La pirámide de Unis es célebre entre historiadores y arqueólogos por ser el primer recinto donde se grabaron los 'Textos de las Pirámides', las inscripciones religiosas más antiguas de las que se tiene registro. El complejo de Saqqara, donde se sitúa esta estructura, es uno de los sitios más vigilados del país, albergando también la icónica pirámide escalonada de Zoser. Este tipo de incidentes resultan de especial interés para el público en México, donde instituciones como el Instituto Nacional de Antropología e Historia (INAH) aplican protocolos estrictos de protección similares para salvaguardar zonas arqueológicas como Teotihuacán o el Templo Mayor ante actos de vandalismo.

Especialistas en conservación han advertido que el uso de gis o tiza en superficies de piedra caliza antigua no es un daño superficial menor.

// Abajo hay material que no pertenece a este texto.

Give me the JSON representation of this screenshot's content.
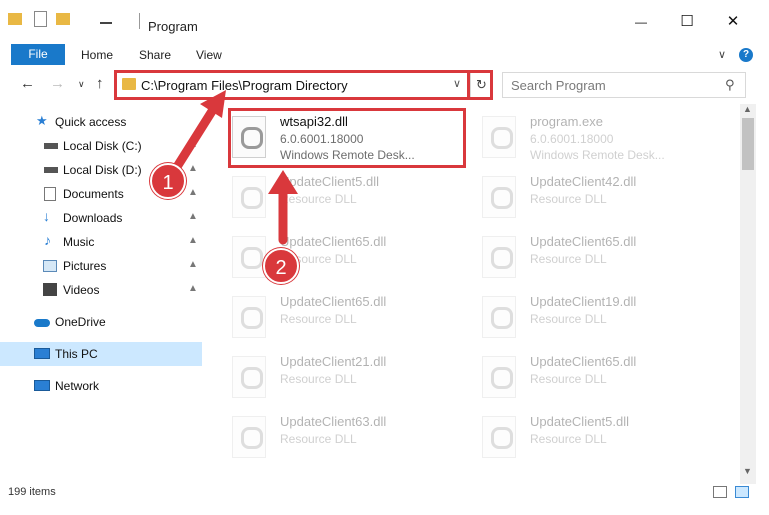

Debido a la porosidad del material, los componentes químicos pueden penetrar la piedra, requiriendo procesos de limpieza especializados que, a largo plazo, pueden debilitar la integridad de la superficie milenaria. En Egipto, la ley de protección de antigüedades es sumamente rigurosa y contempla penas de cárcel y multas considerables para quienes dañen el patrimonio nacional.

Este suceso ha reabierto el debate sobre la capacitación de los prestadores de servicios turísticos y la necesidad de reforzar la vigilancia en sitios de alta afluencia. El gobierno egipcio reiteró que mantendrá una política de cero tolerancia ante cualquier acto que ponga en riesgo la integridad de sus tesoros históricos, los cuales representan no solo su identidad nacional, sino una parte esencial de la historia de la humanidad.